Salesforce does not provide a SLA and has been criticized for not doing so.
Applicor provides SLA tracking via their website and a “financial guarantee”, but the terms of the financial guarantee are not immediately available. Side note: many Aplicor SLA features seem more representative of an internet provider than a software provider.
NetSuite provides 99.5% uptime per month and returns the monthly subscription fee if they fail to comply. This recent outage means a lot of customers may get a free month.
Acumatica provides 99.5% uptime per month and returns the monthly subscription fee if they fail to comply. Acumatica’s application runs on top of Windows Azure, so their SLA encompasses the Windows Azure SLA plus the application level SLA for their ERP software.

SLA Details

The simple measure of percentage uptime is frequently the basis for service level agreements. However, there are several factors which determine how this is computed and other things you should be concerned about. A few of these are listed below.
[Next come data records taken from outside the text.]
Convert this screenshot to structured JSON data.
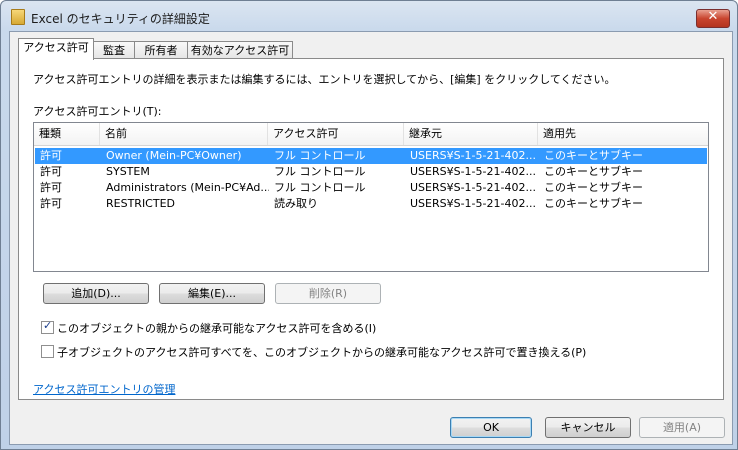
{
  "window": {
    "title": "Excel のセキュリティの詳細設定",
    "close_symbol": "✕"
  },
  "tabs": [
    {
      "label": "アクセス許可",
      "active": true
    },
    {
      "label": "監査",
      "active": false
    },
    {
      "label": "所有者",
      "active": false
    },
    {
      "label": "有効なアクセス許可",
      "active": false
    }
  ],
  "description": "アクセス許可エントリの詳細を表示または編集するには、エントリを選択してから、[編集] をクリックしてください。",
  "entries_label": "アクセス許可エントリ(T):",
  "table": {
    "columns": [
      "種類",
      "名前",
      "アクセス許可",
      "継承元",
      "適用先"
    ],
    "rows": [
      [
        "許可",
        "Owner (Mein-PC¥Owner)",
        "フル コントロール",
        "USERS¥S-1-5-21-402...",
        "このキーとサブキー"
      ],
      [
        "許可",
        "SYSTEM",
        "フル コントロール",
        "USERS¥S-1-5-21-402...",
        "このキーとサブキー"
      ],
      [
        "許可",
        "Administrators (Mein-PC¥Ad...",
        "フル コントロール",
        "USERS¥S-1-5-21-402...",
        "このキーとサブキー"
      ],
      [
        "許可",
        "RESTRICTED",
        "読み取り",
        "USERS¥S-1-5-21-402...",
        "このキーとサブキー"
      ]
    ],
    "selected_row": 0
  },
  "buttons": {
    "add": "追加(D)...",
    "edit": "編集(E)...",
    "remove": "削除(R)"
  },
  "checkboxes": {
    "inherit": {
      "label": "このオブジェクトの親からの継承可能なアクセス許可を含める(I)",
      "checked": true
    },
    "replace": {
      "label": "子オブジェクトのアクセス許可すべてを、このオブジェクトからの継承可能なアクセス許可で置き換える(P)",
      "checked": false
    }
  },
  "manage_link": "アクセス許可エントリの管理",
  "footer": {
    "ok": "OK",
    "cancel": "キャンセル",
    "apply": "適用(A)"
  },
  "colors": {
    "selection": "#3399ff",
    "link": "#0066cc"
  },
  "icons": {
    "title": "folder-icon",
    "check": "checkmark-icon"
  }
}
Downtime calculation period
Providers measure downtime differently. In Amazon’s case, the month (or year) is broken into 5 minute intervals. This

Credit or refund
Providers may issue a credit to your account for the next month’s service or issue a refund to a prior payment.

Scheduled downtime
Providers may exclude scheduled downtime from their SLA calculations. In this case, you need to learn the definition of scheduled downtime.

Latency and performance
If it takes 20 seconds to get a response from your service, is the service considered down or just slow? By several definitions, the service would still be considered up, although it is certainly not very usable.

Assume that service goes down for 45 minutes between 2am and 3am local time. If nobody was using the service from your company, are you still entitled to a credit?

The Future of SLAs

Well defined service provider and application provider SLAs are critical to the application of cloud services. As cloud services mature, service level agreements will become standardized and may represent the Five-nine’s that are offered by many telecom utilities today.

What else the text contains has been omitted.